Improvement and characterization of Part DT18: Bba_K2607000

Part I: Assembly of Part DT18 and DT19 into pQE80L

We assembled part Diphtox, which will be called as DT18 , and DT18 + RFP, which will be called as DT19 , into plasmid pQE80L by Gibson Assembly method. For DT18, prior to Gibson Assembly reaction, we linearized plasmid pQE80L using restriction endonuclease EcoRI then we amplified part DT18 using primers with overlapping sequences that fit into the linearized plasmid pQE80L sequences so that it could be compatible with Gibson Assembly method. Table 2 shows the sequence of primers used for amplifying part DT18.

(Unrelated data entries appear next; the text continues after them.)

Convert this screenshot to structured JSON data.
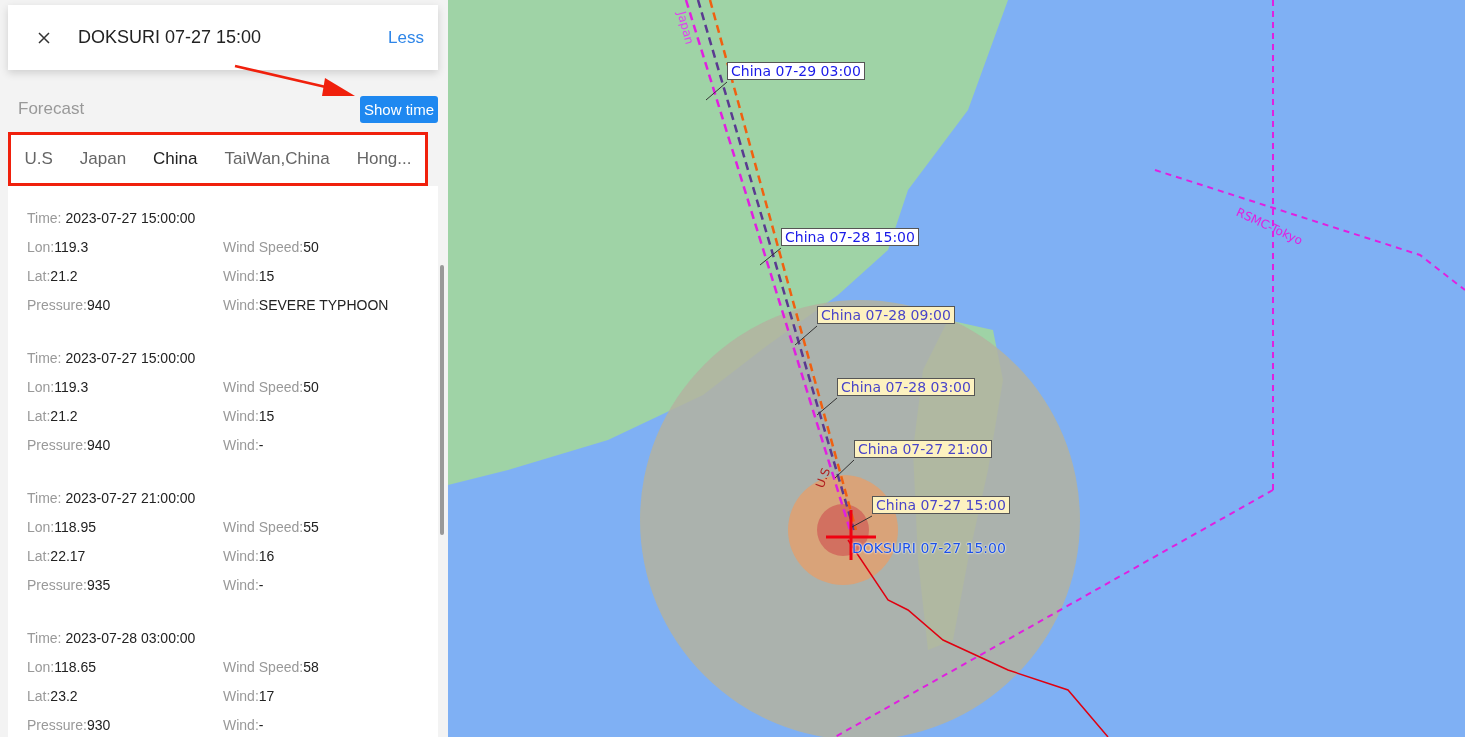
{
  "header": {
    "title": "DOKSURI 07-27 15:00",
    "toggle": "Less"
  },
  "forecast": {
    "title": "Forecast",
    "button": "Show time"
  },
  "tabs": [
    {
      "label": "U.S",
      "selected": false
    },
    {
      "label": "Japan",
      "selected": false
    },
    {
      "label": "China",
      "selected": true
    },
    {
      "label": "TaiWan,China",
      "selected": false
    },
    {
      "label": "Hong...",
      "selected": false
    }
  ],
  "records": [
    {
      "time_label": "Time:",
      "time": "2023-07-27 15:00:00",
      "fields": [
        {
          "label": "Lon:",
          "value": "119.3"
        },
        {
          "label": "Wind Speed:",
          "value": "50"
        },
        {
          "label": "Lat:",
          "value": "21.2"
        },
        {
          "label": "Wind:",
          "value": "15"
        },
        {
          "label": "Pressure:",
          "value": "940"
        },
        {
          "label": "Wind:",
          "value": "SEVERE TYPHOON"
        }
      ]
    },
    {
      "time_label": "Time:",
      "time": "2023-07-27 15:00:00",
      "fields": [
        {
          "label": "Lon:",
          "value": "119.3"
        },
        {
          "label": "Wind Speed:",
          "value": "50"
        },
        {
          "label": "Lat:",
          "value": "21.2"
        },
        {
          "label": "Wind:",
          "value": "15"
        },
        {
          "label": "Pressure:",
          "value": "940"
        },
        {
          "label": "Wind:",
          "value": "-"
        }
      ]
    },
    {
      "time_label": "Time:",
      "time": "2023-07-27 21:00:00",
      "fields": [
        {
          "label": "Lon:",
          "value": "118.95"
        },
        {
          "label": "Wind Speed:",
          "value": "55"
        },
        {
          "label": "Lat:",
          "value": "22.17"
        },
        {
          "label": "Wind:",
          "value": "16"
        },
        {
          "label": "Pressure:",
          "value": "935"
        },
        {
          "label": "Wind:",
          "value": "-"
        }
      ]
    },
    {
      "time_label": "Time:",
      "time": "2023-07-28 03:00:00",
      "fields": [
        {
          "label": "Lon:",
          "value": "118.65"
        },
        {
          "label": "Wind Speed:",
          "value": "58"
        },
        {
          "label": "Lat:",
          "value": "23.2"
        },
        {
          "label": "Wind:",
          "value": "17"
        },
        {
          "label": "Pressure:",
          "value": "930"
        },
        {
          "label": "Wind:",
          "value": "-"
        }
      ]
    }
  ],
  "map": {
    "forecast_labels": [
      {
        "text": "China 07-29 03:00",
        "shaded": false
      },
      {
        "text": "China 07-28 15:00",
        "shaded": false
      },
      {
        "text": "China 07-28 09:00",
        "shaded": true
      },
      {
        "text": "China 07-28 03:00",
        "shaded": true
      },
      {
        "text": "China 07-27 21:00",
        "shaded": true
      },
      {
        "text": "China 07-27 15:00",
        "shaded": true
      }
    ],
    "track_labels": [
      {
        "text": "Japan"
      },
      {
        "text": "U.S"
      },
      {
        "text": "RSMC-Tokyo"
      }
    ],
    "typhoon_label": "DOKSURI 07-27 15:00"
  }
}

Table 2. Primer pairs for amplifying part DT18.
Primer Sequence
DT18_fwd cggataacaatttcacacagTGCCACCTGACGTCTAAG
DT18_rev gggtaccgagctcgcatgcgATTACCGCCTTTGAGTGAG

For DT19, three kinds of primer were used, one for amplifying DT19 and one pair for amplifying plasmid pQE80L. One primer for DT18 was used in order to remove the adapter sequences from Twist Bioscience and prefix sequence so that the distance between promoter and RBS after part DT19 assembled into plasmid would not too distant. Primer pairs for pQE80L contain overlapping sequences that fit into the part DT19 so that it could be compatible for Gibson Assembly reaction. Table 3 shows the sequences of primer pairs used in amplifying part DT19 and pQE80L.

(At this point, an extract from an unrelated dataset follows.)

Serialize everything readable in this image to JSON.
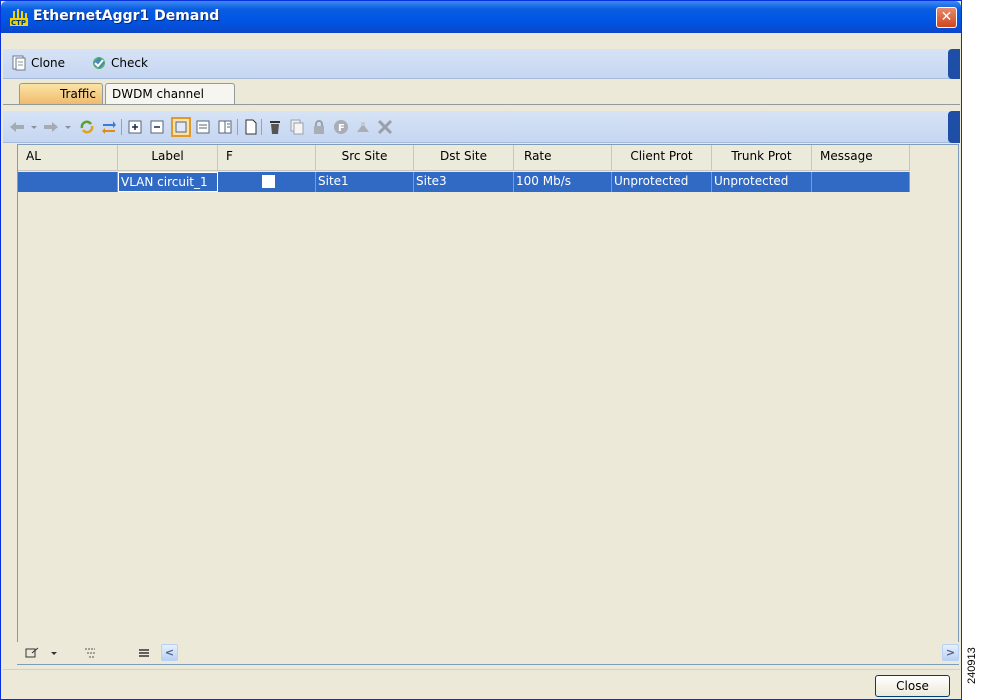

Table 3. Primer pairs for amplifying part DT19 and pQE80L
Primer Sequence
DT19_fwd tGACAGCGAAAGAGGAGAAACGCTGTCATGAACGGTGTTCA
DT19_rev CACTGAGCCTCCACCTAGCCTTAAGCGAGTGCCGTATTA
pQE80L_fwd aggctaggtggaggctcagtgAAAGAGGAGAAATTAACTAT
pQE80L_rev gcgtttctcctctttcgctgtcaatgTGAATTCTGTGTGAAAT

The products of Gibson Assembly of DT18 and DT19 were directly transformed into TOP10. For DT18, transformation was done by using TOP10 bacteria in medium containing antibiotic ampicillin for selection. Confirmation was done on 19 survived-colonies by using PCR colony method using primer pairs shown in Table 4

Table 4. Primer pairs for PCR colony of DT18 transformation result.
Primer Sequence
DT18 colony_fwd CTTCTGCCACATGAGCGGAT
DT18 colony_rev TGGTGATGGTGATGGTGAGA

For DT19, the plasmids that had been successfully transformed into bacterial competent cells were isolated and sequenced for confirmation whether the part DT19 was inserted in the right position.

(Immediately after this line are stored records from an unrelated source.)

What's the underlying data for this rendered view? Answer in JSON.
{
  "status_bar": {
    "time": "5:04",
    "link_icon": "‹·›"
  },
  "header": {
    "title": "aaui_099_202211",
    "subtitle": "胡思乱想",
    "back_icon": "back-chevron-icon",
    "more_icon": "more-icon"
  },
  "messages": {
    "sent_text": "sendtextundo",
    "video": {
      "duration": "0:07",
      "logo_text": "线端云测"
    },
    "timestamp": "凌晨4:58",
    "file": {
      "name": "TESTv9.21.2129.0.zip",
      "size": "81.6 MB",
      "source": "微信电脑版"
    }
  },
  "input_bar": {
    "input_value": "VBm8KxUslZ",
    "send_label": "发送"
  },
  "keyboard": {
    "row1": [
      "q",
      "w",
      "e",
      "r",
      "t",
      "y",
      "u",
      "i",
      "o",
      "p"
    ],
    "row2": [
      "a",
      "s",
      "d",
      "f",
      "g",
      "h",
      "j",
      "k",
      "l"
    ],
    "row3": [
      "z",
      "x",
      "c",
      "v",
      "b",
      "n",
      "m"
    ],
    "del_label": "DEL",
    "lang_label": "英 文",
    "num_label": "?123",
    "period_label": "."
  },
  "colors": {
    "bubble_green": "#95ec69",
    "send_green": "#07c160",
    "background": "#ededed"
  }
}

Part II: Expression of DT18 and DT19

Based on the sequencing result, DT19 was not successfully transformed into bacteria whereas DT18 was successfully transformed into TOP10 bacteria based on the PCR colony result. We later conducted the expression for DT18. Plasmids isolated from the initial transformation, which has been successfully confirmed by PCR colony,were collected. These plasmids were then used to transformed into BL21 and DH5α bacteria. Each type of bacteria were grown in TB and LB medium. The medium were incubated for 2 hours and IPTG was added to each medium. After 4 hours post IPTG induction, all samples were collected. To confirm the presence of DiphTox protein, we conducted MagneHis™ protein purification and SDS-PAGE for each bacterial culture and MagneHis™ results.